The program also provides much-needed support for patients and primary care physicians after hospital discharge.

Sheldon Fine, 67, who is a medical oncologist in Peel Region, had thoracic surgery to remove a huge benign mass on his right lung in 2017. Because of the pain after his hospital discharge, he found himself on a daily dose of 120 milligrams of hydromorphone, a strong opioid that is five times more powerful than morphine.

With the help of the Transitional Pain Program at TG, his family and a strong desire to get off the opioid, he was able to taper down to 5 milligrams a day within five weeks, and eventually was able to get off the opioid completely.

Today, he runs marathons with his daughters and is back at work full-time.

“It was team work,” he says. “The program involves patients every step of the way and sets milestones with them. They use different techniques such as physiotherapy and mindfulness training and the staff are so responsive to a patient’s concerns and questions.”

One of the strongest predictors in the study of remaining on opioids long-term after hospital discharge is the dose upon discharge: the higher the dose, the more likely the patient will remain on opioids long-term.

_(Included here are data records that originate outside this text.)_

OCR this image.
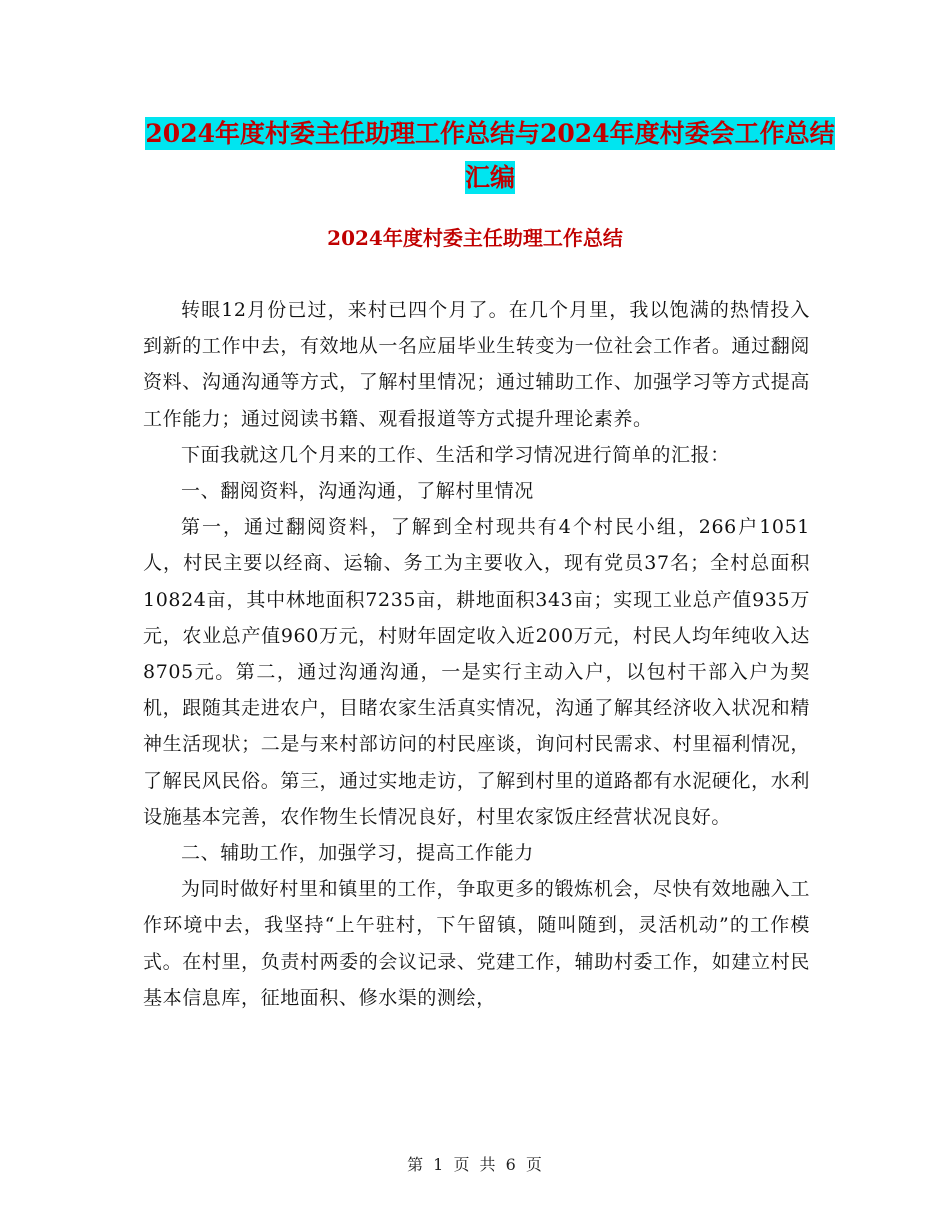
2024年度村委主任助理工作总结与2024年度村委会工作总结汇编
2024年度村委主任助理工作总结

转眼12月份已过，来村已四个月了。在几个月里，我以饱满的热情投入到新的工作中去，有效地从一名应届毕业生转变为一位社会工作者。通过翻阅资料、沟通沟通等方式，了解村里情况；通过辅助工作、加强学习等方式提高工作能力；通过阅读书籍、观看报道等方式提升理论素养。

下面我就这几个月来的工作、生活和学习情况进行简单的汇报：

一、翻阅资料，沟通沟通，了解村里情况

第一，通过翻阅资料，了解到全村现共有4个村民小组，266户1051人，村民主要以经商、运输、务工为主要收入，现有党员37名；全村总面积10824亩，其中林地面积7235亩，耕地面积343亩；实现工业总产值935万元，农业总产值960万元，村财年固定收入近200万元，村民人均年纯收入达8705元。第二，通过沟通沟通，一是实行主动入户，以包村干部入户为契机，跟随其走进农户，目睹农家生活真实情况，沟通了解其经济收入状况和精神生活现状；二是与来村部访问的村民座谈，询问村民需求、村里福利情况，了解民风民俗。第三，通过实地走访，了解到村里的道路都有水泥硬化，水利设施基本完善，农作物生长情况良好，村里农家饭庄经营状况良好。

二、辅助工作，加强学习，提高工作能力

为同时做好村里和镇里的工作，争取更多的锻炼机会，尽快有效地融入工作环境中去，我坚持“上午驻村，下午留镇，随叫随到，灵活机动”的工作模式。在村里，负责村两委的会议记录、党建工作，辅助村委工作，如建立村民基本信息库，征地面积、修水渠的测绘，

第 1 页 共 6 页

For patients who were on opioids before surgery, emotional distress factors such as anxiety or depression, and pain catastrophizing – excessive pain-related worry, along with an inability to deflect thoughts from pain – were important factors in how well these patients could wean off opioids.

A 2017 study on the Transitional Pain Program of post-surgical patients showed that a combined approach of mindfulness meditation along with specific psychological coping skills helped patients wean off high-doses of opioids and reduce their pain-related distress and disability.

“Identifying at-risk patients, typically those who have pre-existing pain, mental health issues, chronic use of opioids before surgery, is critical, so that we can develop follow-up plans, and educate patients and other healthcare clinicians,” says Dr. Clarke, who is also the Medical Director of the Pain Research Unit at TG.

“We need to give patients the tools to manage their pain. Our clinical work and research suggests there is a powerful role for interventions other than opioids in helping patients manage their pain and suffering, taper their opioids and lead rich, meaningful lives.

“Our program is a good blueprint that we can use not only for surgical patients, but for anyone else dealing with an opioid addiction.”

According to Public Health Ontario, here has been a steady increase in opioid-related harms in Ontario for more than a decade. Since 2003, the number of deaths has increased 136 per cent; more than 850 Ontarians died from opioid-related causes in 2016.

A 2017 report from the Institute for Clinical Evaluative Sciences (ICES), St. Michael’s Hospital and the Ontario Drug Policy research Network (ODPRN) found that opioid-related deaths are occurring among all ages, incomes and in both sexes – making it a widespread public health challenge.

A 2018 Health Quality Ontario Report found that surgeons in Ontario prescribed “new starts” of opioids to 265,643 patients in one year, and that eight per cent were above 90 mg of morphine equivalent (MEQ). (Family physicians prescribed “new starts” of opioids to 577,533 patients, with 1.7 per cent more than 90 MEQ, and dentists prescribed “new starts” to 219,853 patients, with 0.7 per cent more than 90 MEQ in the same time frame.)

The report notes that starting a patient on a dose of opioids higher than 90 MEQ has been shown to increase the risk of death from opioid poisoning relative to starting on a low dose.

“For a sub-population of patients who struggle with pain disability after surgery, it is important that we support them with appropriate pharmacological and non-pharmacological strategies,” says Dr. Clarke, adding that the Transitional Pain Program at TG has developed non-opioid options in the treatment of chronic pain which should also be considered, consistent with Health Quality Ontario standards.